GPUburnout-3B-75K / README.md
GPUburnout's picture
Initial upload: GPUburnout-3B-75K pretrained base (75K steps, val loss 2.2475)
de423ce verified
---
license: apache-2.0
language:
- en
tags:
- llama
- pretrained
- from-scratch
- gpuburnout
pipeline_tag: text-generation
---
# GPUburnout-3B-75K
A 3.12 billion parameter Llama-style decoder-only transformer, pretrained from scratch as the Season 4 model in the GPUburnout blog series. Final pretraining checkpoint at 75,000 steps.
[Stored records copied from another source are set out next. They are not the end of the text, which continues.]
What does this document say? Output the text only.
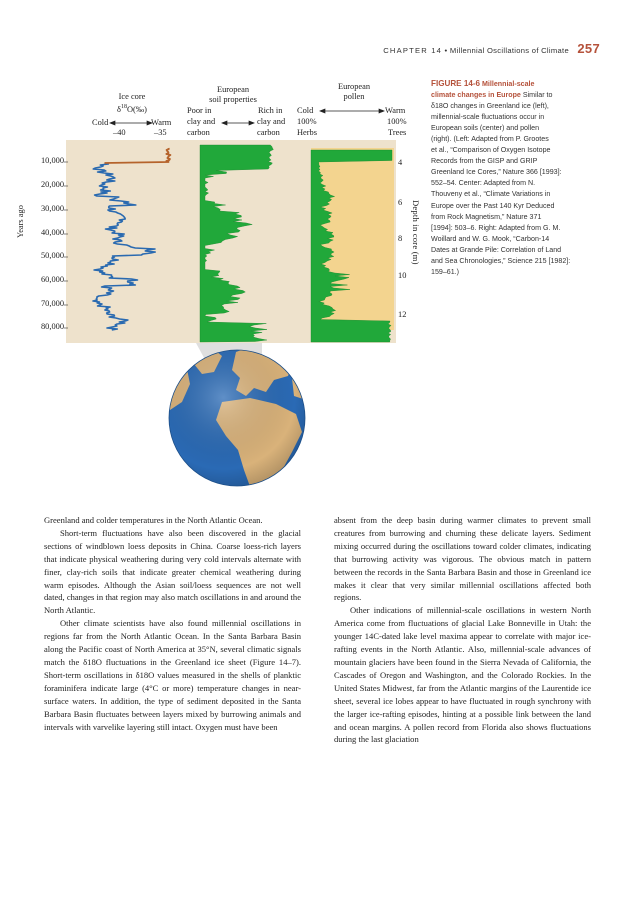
CHAPTER 14 • Millennial Oscillations of Climate 257
Ice core
$\delta^{18}O(‰)$
Cold	Warm
–40	–35
European
soil properties
Poor in
clay and
carbon
Rich in
clay and
carbon
European
pollen
Cold	Warm
100%
Herbs
100%
Trees
Years ago
10,000
20,000
30,000
40,000
50,000
60,000
70,000
80,000
4
6
8
10
12
Depth in core (m)
FIGURE 14-6 Millennial-scale
climate changes in Europe Similar to
δ18O changes in Greenland ice (left),
millennial-scale fluctuations occur in
European soils (center) and pollen
(right). (Left: Adapted from P. Grootes
et al., “Comparison of Oxygen Isotope
Records from the GISP and GRIP
Greenland Ice Cores,” Nature 366 [1993]:
552–54. Center: Adapted from N.
Thouveny et al., “Climate Variations in
Europe over the Past 140 Kyr Deduced
from Rock Magnetism,” Nature 371
[1994]: 503–6. Right: Adapted from G. M.
Woillard and W. G. Mook, “Carbon-14
Dates at Grande Pile: Correlation of Land
and Sea Chronologies,” Science 215 [1982]:
159–61.)

Greenland and colder temperatures in the North Atlantic Ocean.

Short-term fluctuations have also been discovered in the glacial sections of windblown loess deposits in China. Coarse loess-rich layers that indicate physical weathering during very cold intervals alternate with finer, clay-rich soils that indicate greater chemical weathering during warm episodes. Although the Asian soil/loess sequences are not well dated, changes in that region may also match oscillations in and around the North Atlantic.

Other climate scientists have also found millennial oscillations in regions far from the North Atlantic Ocean. In the Santa Barbara Basin along the Pacific coast of North America at 35°N, several climatic signals match the δ18O fluctuations in the Greenland ice sheet (Figure 14–7). Short-term oscillations in δ18O values measured in the shells of planktic foraminifera indicate large (4°C or more) temperature changes in near-surface waters. In addition, the type of sediment deposited in the Santa Barbara Basin fluctuates between layers mixed by burrowing animals and intervals with varvelike layering still intact. Oxygen must have been

absent from the deep basin during warmer climates to prevent small creatures from burrowing and churning these delicate layers. Sediment mixing occurred during the oscillations toward colder climates, indicating that burrowing activity was vigorous. The obvious match in pattern between the records in the Santa Barbara Basin and those in Greenland ice makes it clear that very similar millennial oscillations affected both regions.

Other indications of millennial-scale oscillations in western North America come from fluctuations of glacial Lake Bonneville in Utah: the younger 14C-dated lake level maxima appear to correlate with major ice-rafting events in the North Atlantic. Also, millennial-scale advances of mountain glaciers have been found in the Sierra Nevada of California, the Cascades of Oregon and Washington, and the Colorado Rockies. In the United States Midwest, far from the Atlantic margins of the Laurentide ice sheet, several ice lobes appear to have fluctuated in rough synchrony with the larger ice-rafting episodes, hinting at a possible link between the land and ocean margins. A pollen record from Florida also shows fluctuations during the last glaciation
This is the base model, before any instruction tuning. For the chat-tuned versions, see [GPUburnout/GPUburnout-3B-75K-Chat](https://huggingface.co/GPUburnout/GPUburnout-3B-75K-Chat) (the shipped SFT champion).
## Model Details
- **Architecture:** Llama-style decoder-only transformer
- **Parameters:** 3.12B
- **Hidden size:** 2,560
- **Intermediate size:** 10,240
- **Layers:** 32
- **Attention heads:** 40 query, 10 key/value (GQA)
- **Head dim:** 64
- **Vocab size:** 32,005
- **Max position:** 2,048
- **Tie word embeddings:** True
- **Precision:** float16
## Training
- **Steps:** 75,000
- **Final val loss:** 2.2475
- **Training cost:** ~$425 (RunPod A100/H200)
- **Pretraining data mix:** FineWeb-Edu, FineMath, Stack-Edu-Python, PubMed abstracts
- **Optimizer:** 8-bit AdamW
- **Hardware:** Mixed A100 SXM 80GB and H200 NVL across training run
## Benchmarks (0-shot, float16)
| Benchmark | Score |
|---|---|
| TruthfulQA MC2 | 47.61% |
| HellaSwag (acc_norm) | 28.30% |
| ARC-Easy (acc_norm) | 43.06% |
| ARC-Challenge (acc_norm) | 21.84% |
| MMLU (5-shot acc) | 23.02% |
These are typical small-model-on-limited-tokens numbers. The model has not seen enough data to develop deep academic knowledge (MMLU is near random). It absorbed enough factual content for ARC-Easy to land ~2x random and for TruthfulQA to score above random on calibrated truthfulness, which is the strongest signal at this scale.
## Related Models
- [GPUburnout/GPUburnout-3B-75K-Chat](https://huggingface.co/GPUburnout/GPUburnout-3B-75K-Chat) - SFT champion (step 1500, lr=5e-5, r=16)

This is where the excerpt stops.